I am having trouble selecting the appropriate GPU for my application, which is to take FFTs on streaming input data at high throughput. The marketing info for high end GPUs claim >10 TFLOPS of performance and >600 GB/s of memory bandwidth, but what does a real streaming cuFFT look like? I.e. how do these marketing numbers relate to real performance when you include overhead?
You don’t say what kind of FFTs you plan to perform. Generally speaking, FFTs on GPUs are bound by memory bandwidth (due to low computational intensity). The most recent FFT performance numbers reported by NVIDIA themselves that I could find are on slide 18 of this presentation, for a Tesla P100:
Slide 18 has many exclusions (see list of *'s). Input and output data is on device and plan creation is excluded. I intend to perform a single N-length 1D FFT on an incoming data stream. Since fft’s are memory bandwidth limited, does that mean that the Titan V can do FFTs at the total memory bandwidth rate of 652 GB/s???
Those are not exclusions. This is configuration data documented to aid in reproducibility. When you say “incoming data stream”, where is that data coming from exactly? If it is coming in over PCIe, you will be limited to 12.5 GB/sec (PCIe gen3 x16 link), assuming large transfer sizes. Keep in mind you will need sufficient GPU memory to store all the FFT data (input, output, FFT temporary storage).
Excluding plan creation from benchmarking data makes sense because most applications do more than a single FFT during their entire run time. Rather, they create a plan once and then run multiple FFTs with that plan. This usage model is really no different from what you would do with FFTW, for example. If you need fast plan creation make sure to use a fast host system (high single-thread performance).
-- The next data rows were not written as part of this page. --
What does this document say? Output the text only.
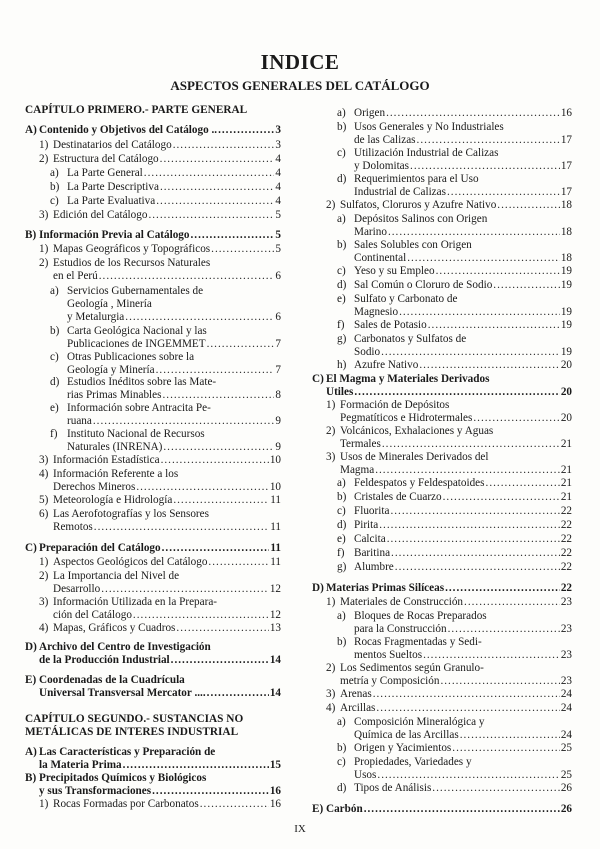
INDICE
ASPECTOS GENERALES DEL CATÁLOGO
CAPÍTULO PRIMERO.- PARTE GENERAL
A) Contenido y Objetivos del Catálogo .. .....	3
1) Destinatarios del Catálogo .....	3
2) Estructura del Catálogo .....	4
a) La Parte General .....	4
b) La Parte Descriptiva .....	4
c) La Parte Evaluativa .....	4
3) Edición del Catálogo .....	5
B) Información Previa al Catálogo .....	5
1) Mapas Geográficos y Topográficos .....	5
2) Estudios de los Recursos Naturales
en el Perú .....	6
a) Servicios Gubernamentales de
Geología , Minería
y Metalurgia .....	6
b) Carta Geológica Nacional y las
Publicaciones de INGEMMET .....	7
c) Otras Publicaciones sobre la
Geología y Minería .....	7
d) Estudios Inéditos sobre las Mate-
rias Primas Minables .....	8
e) Información sobre Antracita Pe-
ruana .....	9
f) Instituto Nacional de Recursos
Naturales (INRENA) .....	9
3) Información Estadística .....	10
4) Información Referente a los
Derechos Mineros .....	10
5) Meteorología e Hidrología .....	11
6) Las Aerofotografías y los Sensores
Remotos .....	11
C) Preparación del Catálogo .....	11
1) Aspectos Geológicos del Catálogo .....	11
2) La Importancia del Nivel de
Desarrollo .....	12
3) Información Utilizada en la Prepara-
ción del Catálogo .....	12
4) Mapas, Gráficos y Cuadros .....	13
D) Archivo del Centro de Investigación
de la Producción Industrial .....	14
E) Coordenadas de la Cuadrícula
Universal Transversal Mercator .... .....	14
CAPÍTULO SEGUNDO.- SUSTANCIAS NO
METÁLICAS DE INTERES INDUSTRIAL
A) Las Características y Preparación de
la Materia Prima .....	15
B) Precipitados Químicos y Biológicos
y sus Transformaciones .....	16
1) Rocas Formadas por Carbonatos .....	16
a) Origen .....	16
b) Usos Generales y No Industriales
de las Calizas .....	17
c) Utilización Industrial de Calizas
y Dolomitas .....	17
d) Requerimientos para el Uso
Industrial de Calizas .....	17
2) Sulfatos, Cloruros y Azufre Nativo .....	18
a) Depósitos Salinos con Origen
Marino .....	18
b) Sales Solubles con Origen
Continental .....	18
c) Yeso y su Empleo .....	19
d) Sal Común o Cloruro de Sodio .....	19
e) Sulfato y Carbonato de
Magnesio .....	19
f) Sales de Potasio .....	19
g) Carbonatos y Sulfatos de
Sodio .....	19
h) Azufre Nativo .....	20
C) El Magma y Materiales Derivados
Utiles .....	20
1) Formación de Depósitos
Pegmatíticos e Hidrotermales .....	20
2) Volcánicos, Exhalaciones y Aguas
Termales .....	21
3) Usos de Minerales Derivados del
Magma .....	21
a) Feldespatos y Feldespatoides .....	21
b) Cristales de Cuarzo .....	21
c) Fluorita .....	22
d) Pirita .....	22
e) Calcita .....	22
f) Baritina .....	22
g) Alumbre .....	22
D) Materias Primas Silíceas .....	22
1) Materiales de Construcción .....	23
a) Bloques de Rocas Preparados
para la Construcción .....	23
b) Rocas Fragmentadas y Sedi-
mentos Sueltos .....	23
2) Los Sedimentos según Granulo-
metría y Composición .....	23
3) Arenas .....	24
4) Arcillas .....	24
a) Composición Mineralógica y
Química de las Arcillas .....	24
b) Origen y Yacimientos .....	25
c) Propiedades, Variedades y
Usos .....	25
d) Tipos de Análisis .....	26
E) Carbón .....	26
IX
Note that the Tesla P100 for which performance data is provided by NVIDIA at the above link has very high bandwidth, about 10% higher than the Titan V. The GPU bandwidth numbers listed in specifications (720 GB/s for Tesla P100, 653 GB/sec for Titan V) are theoretical numbers based on multiplying signalling speed by interface width; the same applies to bandwidth specifications you find on Intel’s website, for example. In practice you should be able to achieve about 80% of that.